CHAQUE pays a sa fleur. La Bretagne a le genêt; l’Auvergne, la lavande; la Normandie, la fleur étoilée du pommier; le lis se plaît dans les vallons de la Touraine; les prés du Languedoc sont émaillés des plus belles marguerites, et les ruisseaux du Berri sont bordés des muguets les plus frais.

Connaissez-vous la cassie?
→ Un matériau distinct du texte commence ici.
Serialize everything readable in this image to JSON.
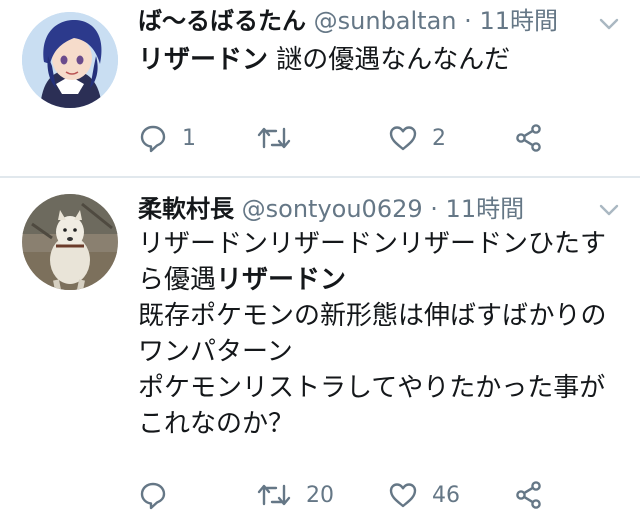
{
  "tweets": [
    {
      "name": "ば〜るばるたん",
      "handle": "@sunbaltan",
      "separator": "·",
      "time": "11時間",
      "lines": [
        [
          {
            "text": "リザードン",
            "bold": true
          },
          {
            "text": " 謎の優遇なんなんだ",
            "bold": false
          }
        ]
      ],
      "reply_count": "1",
      "retweet_count": "",
      "like_count": "2"
    },
    {
      "name": "柔軟村長",
      "handle": "@sontyou0629",
      "separator": "·",
      "time": "11時間",
      "lines": [
        [
          {
            "text": "リザードンリザードンリザードンひたす",
            "bold": false
          }
        ],
        [
          {
            "text": "ら優遇",
            "bold": false
          },
          {
            "text": "リザードン",
            "bold": true
          }
        ],
        [
          {
            "text": "既存ポケモンの新形態は伸ばすばかりの",
            "bold": false
          }
        ],
        [
          {
            "text": "ワンパターン",
            "bold": false
          }
        ],
        [
          {
            "text": "ポケモンリストラしてやりたかった事が",
            "bold": false
          }
        ],
        [
          {
            "text": "これなのか？",
            "bold": false
          }
        ]
      ],
      "reply_count": "",
      "retweet_count": "20",
      "like_count": "46"
    }
  ],
  "icons": {
    "reply": "reply-icon",
    "retweet": "retweet-icon",
    "like": "heart-icon",
    "share": "share-icon",
    "menu": "chevron-down-icon"
  },
  "colors": {
    "text": "#14171a",
    "secondary": "#657786",
    "divider": "#e1e8ed"
  }
}
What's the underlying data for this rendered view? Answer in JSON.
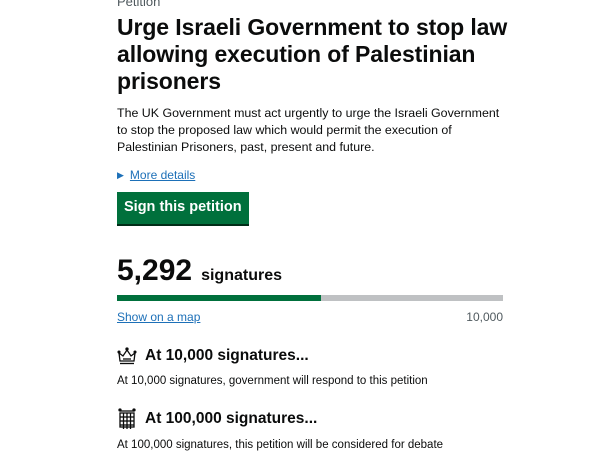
{
  "petition": {
    "caption": "Petition",
    "title": "Urge Israeli Government to stop law allowing execution of Palestinian prisoners",
    "summary": "The UK Government must act urgently to urge the Israeli Government to stop the proposed law which would permit the execution of Palestinian Prisoners, past, present and future.",
    "more_details": "More details",
    "sign_button": "Sign this petition"
  },
  "signatures": {
    "count": "5,292",
    "label": "signatures",
    "progress_fraction": 0.5292,
    "map_link": "Show on a map",
    "target": "10,000"
  },
  "thresholds": [
    {
      "icon": "crown-icon",
      "title": "At 10,000 signatures...",
      "text": "At 10,000 signatures, government will respond to this petition"
    },
    {
      "icon": "portcullis-icon",
      "title": "At 100,000 signatures...",
      "text": "At 100,000 signatures, this petition will be considered for debate"
    }
  ],
  "colors": {
    "link": "#1d70b8",
    "button": "#00703c",
    "progress_fill": "#00703c",
    "progress_track": "#bfc1c3"
  }
}
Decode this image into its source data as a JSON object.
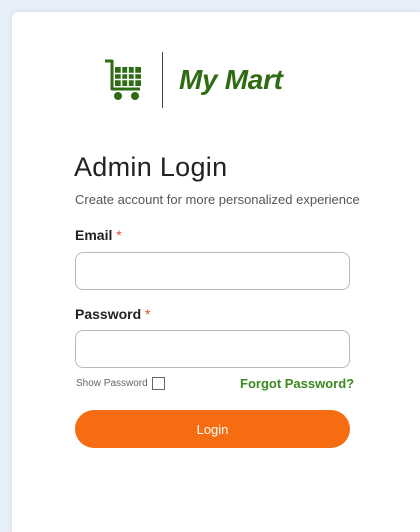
{
  "brand": {
    "name": "My Mart",
    "icon": "cart-icon",
    "color": "#2e6b12"
  },
  "form": {
    "title": "Admin Login",
    "subtitle": "Create account for more personalized experience",
    "email": {
      "label": "Email",
      "required_mark": "*",
      "value": "",
      "placeholder": ""
    },
    "password": {
      "label": "Password",
      "required_mark": "*",
      "value": "",
      "placeholder": ""
    },
    "show_password": {
      "label": "Show Password",
      "checked": false
    },
    "forgot_password": "Forgot Password?",
    "login_button": "Login"
  },
  "colors": {
    "accent": "#f56d10",
    "link": "#3a8a1e",
    "required": "#e24a2e",
    "page_background": "#e8eff8"
  }
}
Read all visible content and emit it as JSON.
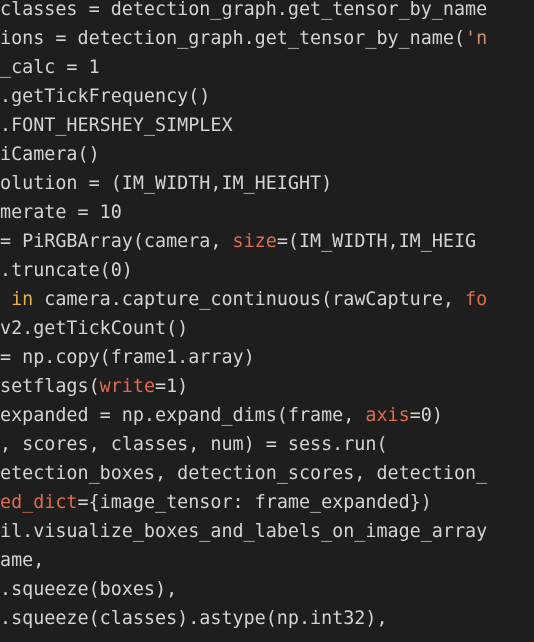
{
  "colors": {
    "background": "#1e1e1e",
    "default_text": "#d4d4d4",
    "keyword_param": "#e06c4e",
    "keyword_for": "#e8b04a",
    "string": "#ce9178"
  },
  "code_lines": [
    [
      {
        "t": "classes = detection_graph.get_tensor_by_name",
        "c": "default"
      }
    ],
    [
      {
        "t": "ions = detection_graph.get_tensor_by_name(",
        "c": "default"
      },
      {
        "t": "'n",
        "c": "string"
      }
    ],
    [
      {
        "t": "_calc = 1",
        "c": "default"
      }
    ],
    [
      {
        "t": ".getTickFrequency()",
        "c": "default"
      }
    ],
    [
      {
        "t": ".FONT_HERSHEY_SIMPLEX",
        "c": "default"
      }
    ],
    [
      {
        "t": "iCamera()",
        "c": "default"
      }
    ],
    [
      {
        "t": "olution = (IM_WIDTH,IM_HEIGHT)",
        "c": "default"
      }
    ],
    [
      {
        "t": "merate = 10",
        "c": "default"
      }
    ],
    [
      {
        "t": "= PiRGBArray(camera, ",
        "c": "default"
      },
      {
        "t": "size",
        "c": "param"
      },
      {
        "t": "=(IM_WIDTH,IM_HEIG",
        "c": "default"
      }
    ],
    [
      {
        "t": ".truncate(0)",
        "c": "default"
      }
    ],
    [
      {
        "t": " ",
        "c": "default"
      },
      {
        "t": "in",
        "c": "keyword"
      },
      {
        "t": " camera.capture_continuous(rawCapture, ",
        "c": "default"
      },
      {
        "t": "fo",
        "c": "param"
      }
    ],
    [
      {
        "t": "v2.getTickCount()",
        "c": "default"
      }
    ],
    [
      {
        "t": "= np.copy(frame1.array)",
        "c": "default"
      }
    ],
    [
      {
        "t": "setflags(",
        "c": "default"
      },
      {
        "t": "write",
        "c": "param"
      },
      {
        "t": "=1)",
        "c": "default"
      }
    ],
    [
      {
        "t": "expanded = np.expand_dims(frame, ",
        "c": "default"
      },
      {
        "t": "axis",
        "c": "param"
      },
      {
        "t": "=0)",
        "c": "default"
      }
    ],
    [
      {
        "t": ", scores, classes, num) = sess.run(",
        "c": "default"
      }
    ],
    [
      {
        "t": "etection_boxes, detection_scores, detection_",
        "c": "default"
      }
    ],
    [
      {
        "t": "ed_dict",
        "c": "param"
      },
      {
        "t": "={image_tensor: frame_expanded})",
        "c": "default"
      }
    ],
    [
      {
        "t": "il.visualize_boxes_and_labels_on_image_array",
        "c": "default"
      }
    ],
    [
      {
        "t": "ame,",
        "c": "default"
      }
    ],
    [
      {
        "t": ".squeeze(boxes),",
        "c": "default"
      }
    ],
    [
      {
        "t": ".squeeze(classes).astype(np.int32),",
        "c": "default"
      }
    ]
  ]
}
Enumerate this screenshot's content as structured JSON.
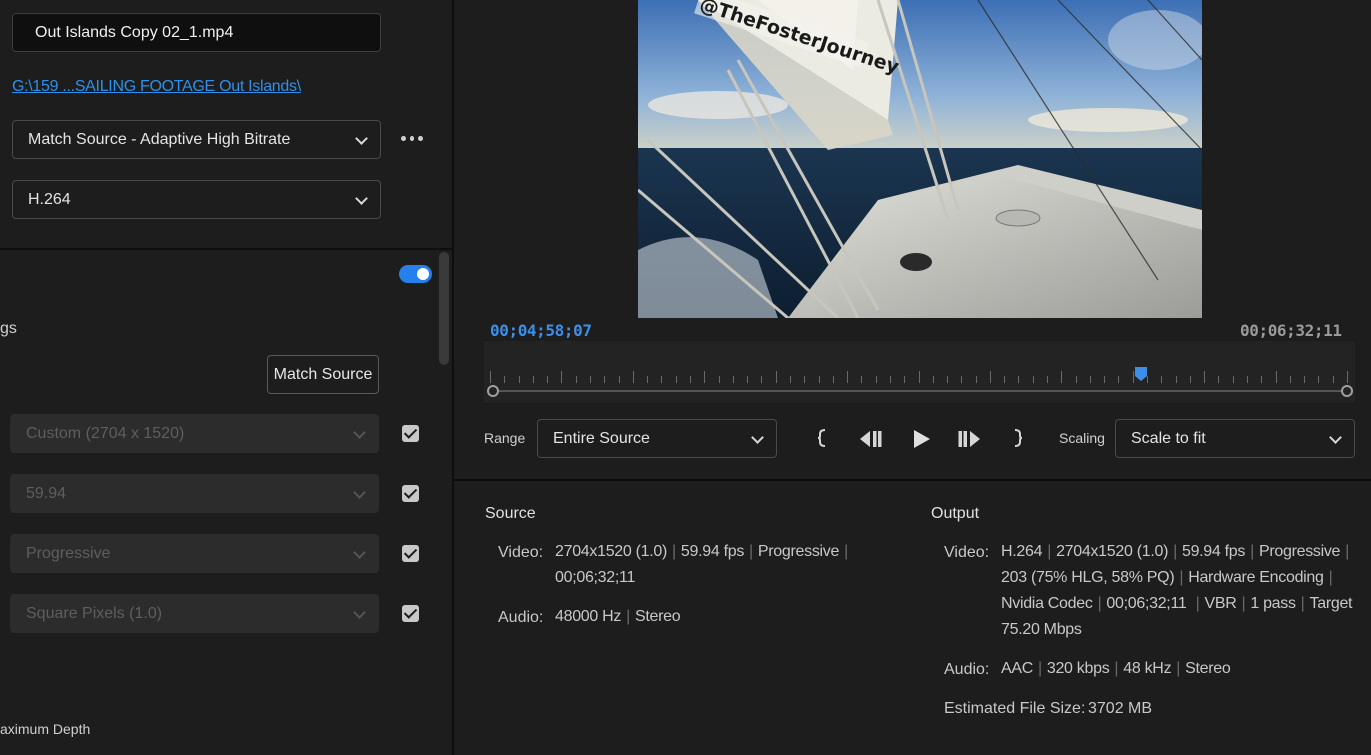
{
  "export": {
    "filename": "Out Islands Copy 02_1.mp4",
    "path": "G:\\159 ...SAILING FOOTAGE Out Islands\\",
    "preset": "Match Source - Adaptive High Bitrate",
    "format": "H.264"
  },
  "video_settings": {
    "section_fragment": "gs",
    "match_source_label": "Match Source",
    "frame_size": "Custom (2704 x 1520)",
    "frame_rate": "59.94",
    "field_order": "Progressive",
    "aspect": "Square Pixels (1.0)",
    "depth_fragment": "aximum Depth",
    "toggle_on": true
  },
  "preview": {
    "watermark": "@TheFosterJourney",
    "timecode_current": "00;04;58;07",
    "timecode_total": "00;06;32;11",
    "playhead_fraction": 0.759
  },
  "controls": {
    "range_label": "Range",
    "range_value": "Entire Source",
    "scaling_label": "Scaling",
    "scaling_value": "Scale to fit",
    "icons": [
      "mark-in-icon",
      "step-back-icon",
      "play-icon",
      "step-forward-icon",
      "mark-out-icon"
    ]
  },
  "source": {
    "heading": "Source",
    "video_label": "Video:",
    "video_line1": [
      "2704x1520 (1.0)",
      "59.94 fps",
      "Progressive"
    ],
    "video_line2": "00;06;32;11",
    "audio_label": "Audio:",
    "audio_line": [
      "48000 Hz",
      "Stereo"
    ]
  },
  "output": {
    "heading": "Output",
    "video_label": "Video:",
    "video_line1": [
      "H.264",
      "2704x1520 (1.0)",
      "59.94 fps",
      "Progressive"
    ],
    "video_line2": [
      "203 (75% HLG, 58% PQ)",
      "Hardware Encoding"
    ],
    "video_line3": [
      "Nvidia Codec",
      "00;06;32;11 ",
      "VBR",
      "1 pass",
      "Target"
    ],
    "video_line4": "75.20 Mbps",
    "audio_label": "Audio:",
    "audio_line": [
      "AAC",
      "320 kbps",
      "48 kHz",
      "Stereo"
    ],
    "filesize_label": "Estimated File Size:",
    "filesize_value": "3702 MB"
  },
  "colors": {
    "accent": "#2680eb",
    "timecode": "#3b8fe8",
    "panel_bg": "#1d1d1d"
  }
}
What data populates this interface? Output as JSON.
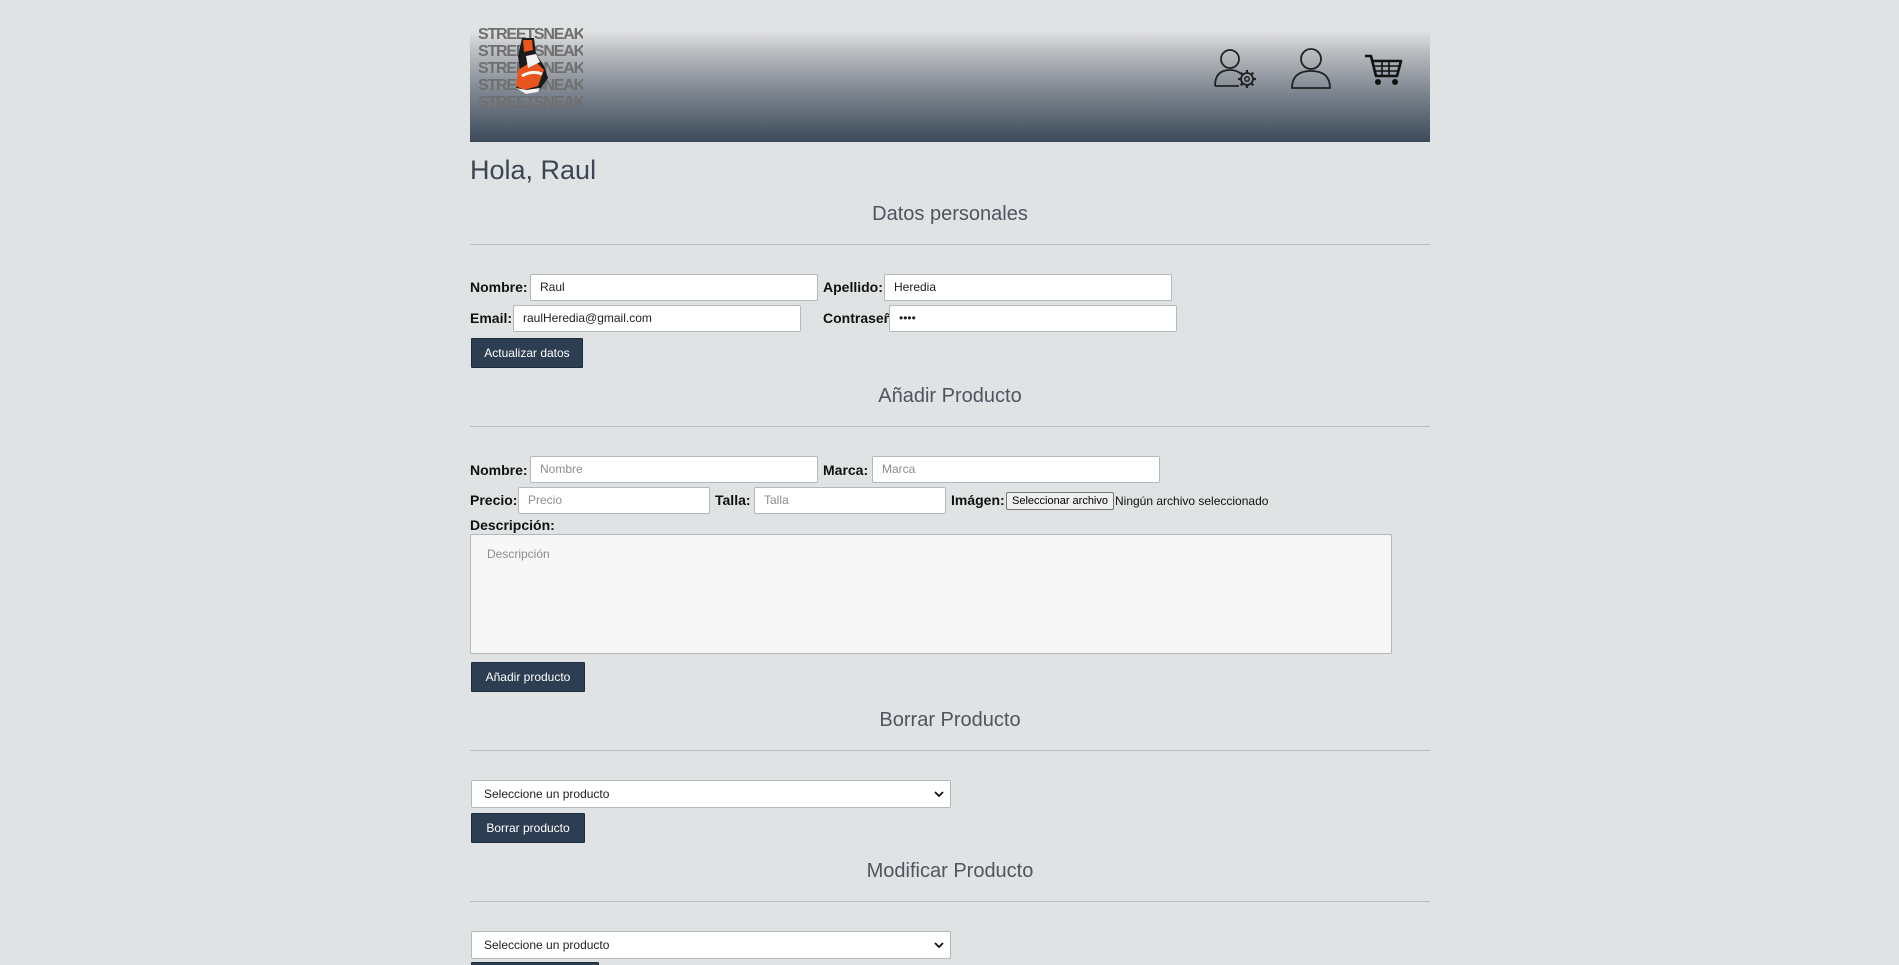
{
  "header": {
    "logo_text": [
      "STREETSNEAKERS",
      "STREETSNEAKERS",
      "STREETSNEAKERS",
      "STREETSNEAKERS",
      "STREETSNEAKERS"
    ],
    "icons": [
      "admin-user-gear-icon",
      "user-icon",
      "cart-icon"
    ]
  },
  "greeting": "Hola, Raul",
  "personal": {
    "title": "Datos personales",
    "nombre_label": "Nombre:",
    "nombre_value": "Raul",
    "apellido_label": "Apellido:",
    "apellido_value": "Heredia",
    "email_label": "Email:",
    "email_value": "raulHeredia@gmail.com",
    "password_label": "Contraseña:",
    "password_value": "••••",
    "button": "Actualizar datos"
  },
  "add_product": {
    "title": "Añadir Producto",
    "nombre_label": "Nombre:",
    "nombre_placeholder": "Nombre",
    "marca_label": "Marca:",
    "marca_placeholder": "Marca",
    "precio_label": "Precio:",
    "precio_placeholder": "Precio",
    "talla_label": "Talla:",
    "talla_placeholder": "Talla",
    "imagen_label": "Imágen:",
    "file_button": "Seleccionar archivo",
    "file_status": "Ningún archivo seleccionado",
    "descripcion_label": "Descripción:",
    "descripcion_placeholder": "Descripción",
    "button": "Añadir producto"
  },
  "delete_product": {
    "title": "Borrar Producto",
    "select_value": "Seleccione un producto",
    "button": "Borrar producto"
  },
  "modify_product": {
    "title": "Modificar Producto",
    "select_value": "Seleccione un producto"
  }
}
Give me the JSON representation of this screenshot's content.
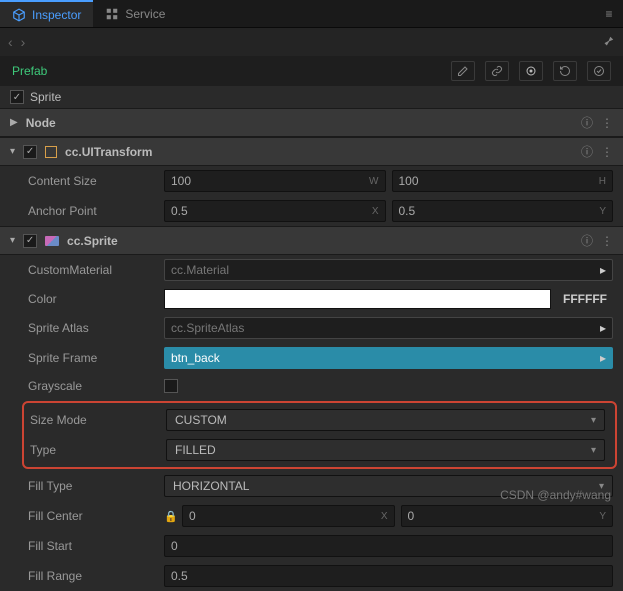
{
  "tabs": {
    "inspector": "Inspector",
    "service": "Service"
  },
  "prefab": {
    "label": "Prefab"
  },
  "node": {
    "name": "Sprite",
    "section": "Node"
  },
  "uitransform": {
    "title": "cc.UITransform",
    "contentSize": {
      "label": "Content Size",
      "w": "100",
      "h": "100",
      "wSuffix": "W",
      "hSuffix": "H"
    },
    "anchorPoint": {
      "label": "Anchor Point",
      "x": "0.5",
      "y": "0.5",
      "xSuffix": "X",
      "ySuffix": "Y"
    }
  },
  "sprite": {
    "title": "cc.Sprite",
    "customMaterial": {
      "label": "CustomMaterial",
      "placeholder": "cc.Material"
    },
    "color": {
      "label": "Color",
      "hex": "FFFFFF"
    },
    "spriteAtlas": {
      "label": "Sprite Atlas",
      "placeholder": "cc.SpriteAtlas"
    },
    "spriteFrame": {
      "label": "Sprite Frame",
      "value": "btn_back"
    },
    "grayscale": {
      "label": "Grayscale"
    },
    "sizeMode": {
      "label": "Size Mode",
      "value": "CUSTOM"
    },
    "type": {
      "label": "Type",
      "value": "FILLED"
    },
    "fillType": {
      "label": "Fill Type",
      "value": "HORIZONTAL"
    },
    "fillCenter": {
      "label": "Fill Center",
      "x": "0",
      "y": "0",
      "xSuffix": "X",
      "ySuffix": "Y"
    },
    "fillStart": {
      "label": "Fill Start",
      "value": "0"
    },
    "fillRange": {
      "label": "Fill Range",
      "value": "0.5"
    }
  },
  "watermark": "CSDN @andy#wang"
}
C’est la fleur de la Provence, la fleur de mon pays.

Sa feuille est découpée comme une dentelle; elle fleurit à l’automne sur un buisson épineux. Quand les roses se sont fanées, quand le chèvrefeuille n’a plus de fleurs, quand le grenadier inodore arbore ses aigrettes éclatantes, la cassie répand son parfum pénétrant.

Sa tige est si courte qu’on n’en peut faire des bouquets; les jeunes filles la tiennent entre leurs lèvres vermeilles, sur lesquelles elle brille comme une petite boule d’or.

En voyant la fleur du pays, l’exilé songe au retour, et, en aspirant son parfum, il croit un moment sentir les brises de la terre natale.

J’ai vu des lis fleurir sur la rive étrangère: chaque fois que le vent courbait leur haute tige, il me semblait qu’ils inclinaient leur tête pour saluer un compatriote, un ami.

Pauvres lis! je les trouvais plus penchés, leur calice pâle était mouillé de larmes; on eût dit qu’ils regrettaient la France ainsi que moi.